9.8 The Jordan Canonical Form
When an operator fails to diagonalize, the Jordan form provides the next-best decomposition.
Definition 9.7 (Jordan block) A Jordan block with eigenvalue \lambda and size k is the k \times k matrix J_k(\lambda) = \begin{pmatrix} \lambda & 1 & 0 & \cdots & 0 \\ 0 & \lambda & 1 & \cdots & 0 \\ \vdots & & \ddots & \ddots & \vdots \\ 0 & 0 & \cdots & \lambda & 1 \\ 0 & 0 & \cdots & 0 & \lambda \end{pmatrix}.
A Jordan block is nearly diagonal: the eigenvalue \lambda appears on the diagonal, with 1’s on the superdiagonal. For example, J_3(2) = \begin{pmatrix} 2 & 1 & 0 \\ 0 & 2 & 1 \\ 0 & 0 & 2 \end{pmatrix}.

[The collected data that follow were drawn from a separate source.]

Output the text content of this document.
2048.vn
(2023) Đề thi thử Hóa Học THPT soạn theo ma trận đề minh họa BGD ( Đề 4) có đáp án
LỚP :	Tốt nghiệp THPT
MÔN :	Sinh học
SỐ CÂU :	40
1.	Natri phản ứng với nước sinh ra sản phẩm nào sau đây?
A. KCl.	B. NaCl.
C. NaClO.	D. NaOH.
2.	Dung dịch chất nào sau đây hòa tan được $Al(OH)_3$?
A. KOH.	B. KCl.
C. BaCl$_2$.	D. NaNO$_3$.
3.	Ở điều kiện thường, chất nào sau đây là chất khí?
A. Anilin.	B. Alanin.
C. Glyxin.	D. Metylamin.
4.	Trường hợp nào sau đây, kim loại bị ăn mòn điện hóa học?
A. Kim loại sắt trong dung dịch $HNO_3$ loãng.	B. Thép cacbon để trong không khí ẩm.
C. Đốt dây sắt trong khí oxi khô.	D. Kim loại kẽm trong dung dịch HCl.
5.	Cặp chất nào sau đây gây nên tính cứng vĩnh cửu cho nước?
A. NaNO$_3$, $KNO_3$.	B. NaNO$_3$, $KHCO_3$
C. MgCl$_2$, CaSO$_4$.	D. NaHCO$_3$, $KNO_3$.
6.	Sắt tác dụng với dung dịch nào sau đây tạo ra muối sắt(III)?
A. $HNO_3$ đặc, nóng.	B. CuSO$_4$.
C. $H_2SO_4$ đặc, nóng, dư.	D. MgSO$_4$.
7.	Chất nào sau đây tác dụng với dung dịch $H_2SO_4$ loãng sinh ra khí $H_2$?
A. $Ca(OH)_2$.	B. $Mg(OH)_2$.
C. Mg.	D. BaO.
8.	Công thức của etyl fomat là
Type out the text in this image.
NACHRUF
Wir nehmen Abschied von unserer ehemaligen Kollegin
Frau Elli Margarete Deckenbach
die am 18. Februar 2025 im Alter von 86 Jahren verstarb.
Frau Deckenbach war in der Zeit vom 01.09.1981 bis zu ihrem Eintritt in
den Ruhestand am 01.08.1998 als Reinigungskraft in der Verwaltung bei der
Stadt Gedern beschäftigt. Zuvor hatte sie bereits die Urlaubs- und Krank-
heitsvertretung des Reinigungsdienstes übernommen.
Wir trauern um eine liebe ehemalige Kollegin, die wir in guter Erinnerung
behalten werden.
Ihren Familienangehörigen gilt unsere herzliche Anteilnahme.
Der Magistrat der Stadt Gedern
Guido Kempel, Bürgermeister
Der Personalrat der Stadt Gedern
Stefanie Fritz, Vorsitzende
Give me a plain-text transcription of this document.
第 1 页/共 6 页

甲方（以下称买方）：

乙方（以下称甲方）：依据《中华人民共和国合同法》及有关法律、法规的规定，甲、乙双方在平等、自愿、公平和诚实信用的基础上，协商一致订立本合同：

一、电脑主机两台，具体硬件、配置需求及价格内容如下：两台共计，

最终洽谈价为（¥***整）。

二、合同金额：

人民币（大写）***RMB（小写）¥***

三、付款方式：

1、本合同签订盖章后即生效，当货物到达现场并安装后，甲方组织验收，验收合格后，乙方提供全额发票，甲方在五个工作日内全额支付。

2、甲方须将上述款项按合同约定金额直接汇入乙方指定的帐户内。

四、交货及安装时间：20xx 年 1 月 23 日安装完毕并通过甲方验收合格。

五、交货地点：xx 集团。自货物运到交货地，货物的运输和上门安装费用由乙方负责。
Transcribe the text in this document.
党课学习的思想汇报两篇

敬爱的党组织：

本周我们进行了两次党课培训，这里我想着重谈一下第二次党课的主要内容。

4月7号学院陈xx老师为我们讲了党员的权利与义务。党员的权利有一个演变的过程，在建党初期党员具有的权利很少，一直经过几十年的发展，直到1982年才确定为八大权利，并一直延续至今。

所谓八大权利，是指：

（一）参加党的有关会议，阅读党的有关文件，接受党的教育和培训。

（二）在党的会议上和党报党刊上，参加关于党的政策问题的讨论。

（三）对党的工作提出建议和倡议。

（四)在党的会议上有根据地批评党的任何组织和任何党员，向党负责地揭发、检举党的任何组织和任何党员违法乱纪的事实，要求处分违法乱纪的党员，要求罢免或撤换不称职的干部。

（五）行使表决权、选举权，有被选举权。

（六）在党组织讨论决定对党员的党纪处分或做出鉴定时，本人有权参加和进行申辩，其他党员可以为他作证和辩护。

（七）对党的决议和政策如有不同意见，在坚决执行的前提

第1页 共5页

Theorem 9.13 (Jordan canonical form) Let T : \mathcal{V} \to \mathcal{V} be a linear operator on a finite-dimensional complex vector space. There exists a basis \mathcal{B} such that [T]_{\mathcal{B}} is block-diagonal with Jordan blocks: [T]_{\mathcal{B}} = \begin{pmatrix} J_{k_1}(\lambda_1) & & \\ & \ddots & \\ & & J_{k_m}(\lambda_m) \end{pmatrix}. This form is unique up to reordering of blocks.
The proof requires developing the theory of generalized eigenvectors and nilpotent operators, which lies beyond our scope. The key insight: when geometric multiplicity falls short of algebraic multiplicity, we obtain Jordan blocks of size larger than 1—this is precisely what the upper bound in Theorem 9.8 is detecting. The geometric multiplicity of \lambda equals the number of Jordan blocks with eigenvalue \lambda, while the algebraic multiplicity equals the total size of those blocks.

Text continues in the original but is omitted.